Let’s be honest and admit that when we modern emancipated revolutionaries read this text, we can feel something like terror and even revolt. What medieval nonsense is this! And yet, the monk makes a profession to follow the Rule, and the Rule captures the essence of the Gospel. While Benedict insists that the monk be humbly submissive, quoting several psalms and St Paul, Ignatius, for his part, gives us some very concrete advice on how to make this happen. It is my personal conviction that Ignatius understood the fourth degree of humility better than anyone. Let’s not forget that during the three years he spent in solitude writing the Spiritual Exercises, he was under the direction of a Benedictine monk at Montserrat. I suspect that this born warrior struggled with Benedict’s teaching. He knew it was the very substance of the Gospel, but as a good solider, he wanted a practical way of living it out. The solution he came up with and offers us in the Exercises comprises two essential parts. The first is the lengthy, even lifelong, contemplation of the life and passion of Our Lord. It is in admiring humility in Our Lord that we want to be humble like Him. So it is that we ask for the grace to know Him intimately, to love Him ardently and to follow Him more closely. We ask to share in His sorrow and bear His cross.
But there is more. Bringing his teaching to a summit that I contend is unsurpassed in the annals of spirituality, Ignatius goes straight to the root of the problem, which is our stubborn will. If we are to embrace the humiliations of Christ, we must want to be like Christ humiliated, and for that, quite simply, we must ask, we must beg, we must plead with Him for this grace, this grace to share His poverty and humiliations. It is the celebrated Triple Colloquy that concludes the Meditation on the Two Standards. The soul that makes that colloquy frequently and fervently will inevitably want to be humiliated like Our Lord, and so when the humiliation comes, he is ready and accepts it with much profit for his soul. Saying this prayer is the best way to achieve the 4th degree of humility, and the one who has this fourth degree has all the others.

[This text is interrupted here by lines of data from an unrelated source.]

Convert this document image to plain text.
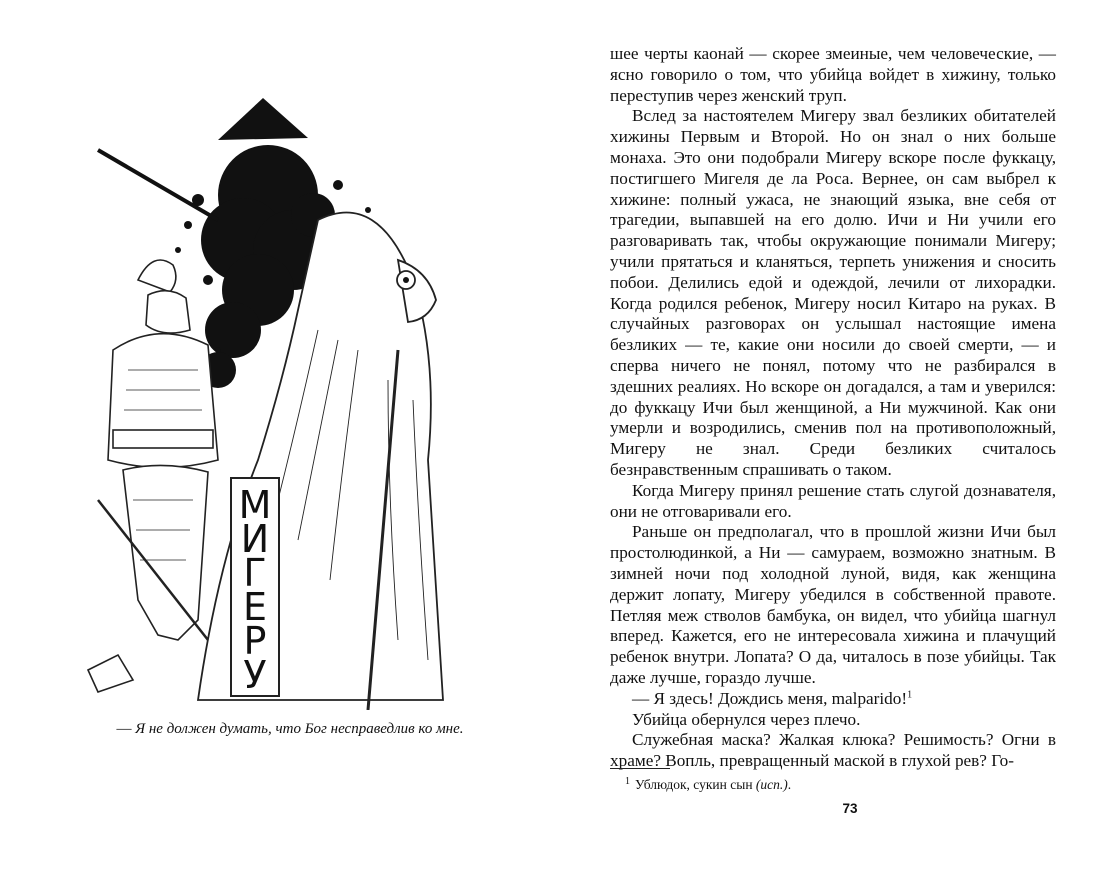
М
И
Г
Е
Р
У
— Я не должен думать, что Бог несправедлив ко мне.

шее черты каонай — скорее змеиные, чем человеческие, — ясно говорило о том, что убийца войдет в хижину, только переступив через женский труп.

Вслед за настоятелем Мигеру звал безликих обитателей хижины Первым и Второй. Но он знал о них больше монаха. Это они подобрали Мигеру вскоре после фуккацу, постигшего Мигеля де ла Роса. Вернее, он сам выбрел к хижине: полный ужаса, не знающий языка, вне себя от трагедии, выпавшей на его долю. Ичи и Ни учили его разговаривать так, чтобы окружающие понимали Мигеру; учили прятаться и кланяться, терпеть унижения и сносить побои. Делились едой и одеждой, лечили от лихорадки. Когда родился ребенок, Мигеру носил Китаро на руках. В случайных разговорах он услышал настоящие имена безликих — те, какие они носили до своей смерти, — и сперва ничего не понял, потому что не разбирался в здешних реалиях. Но вскоре он догадался, а там и уверился: до фуккацу Ичи был женщиной, а Ни мужчиной. Как они умерли и возродились, сменив пол на противоположный, Мигеру не знал. Среди безликих считалось безнравственным спрашивать о таком.

Когда Мигеру принял решение стать слугой дознавателя, они не отговаривали его.

Раньше он предполагал, что в прошлой жизни Ичи был простолюдинкой, а Ни — самураем, возможно знатным. В зимней ночи под холодной луной, видя, как женщина держит лопату, Мигеру убедился в собственной правоте. Петляя меж стволов бамбука, он видел, что убийца шагнул вперед. Кажется, его не интересовала хижина и плачущий ребенок внутри. Лопата? О да, читалось в позе убийцы. Так даже лучше, гораздо лучше.

— Я здесь! Дождись меня, malparido!$^1$

Убийца обернулся через плечо.

Служебная маска? Жалкая клюка? Решимость? Огни в храме? Вопль, превращенный маской в глухой рев? Го-

$^1$ Ублюдок, сукин сын (исп.).
73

Those are just two of the ways in which our practice of the Exercises is destined to make us better monks. There are many, many more. But this is enough for today to help us understand why the Venerable Benedictine Abbot Louis Blosius, a contemporary of St Ignatius, when he heard of the Exercises, made them himself and had all his monks make them. He knew the Exercises would make them better monks. There is no cause for surprise here, nor is there anything not Benedictine about it. There are many other examples that could be brought forward, and many teachings, first of whom is St Benedict himself, who makes it clear that the Rule is just a beginning and that he intends for his monks to find more spiritual nourishment wherever it is to be found.
All this should help us appreciate the immense Gift that the Lord has made over to us, the treasure hidden in the unlikely field that is ours here in Colebrook. Let us ask St Benedict today for the grace to treasure the Gift and, in its presence, to never lose the awe and the wonder of the child on Christmas morning. If only we know how to exploit that treasure for ourselves and others, we will truly be sons of the great patriarch of monks who tells us at the end of the Rule that by observing it, we are making a good start, but that the true heights of perfection are elsewhere. “At length under God’s protection thou shalt attain to the loftier heights of wisdom and moral perfection” (Rule, Ch 73).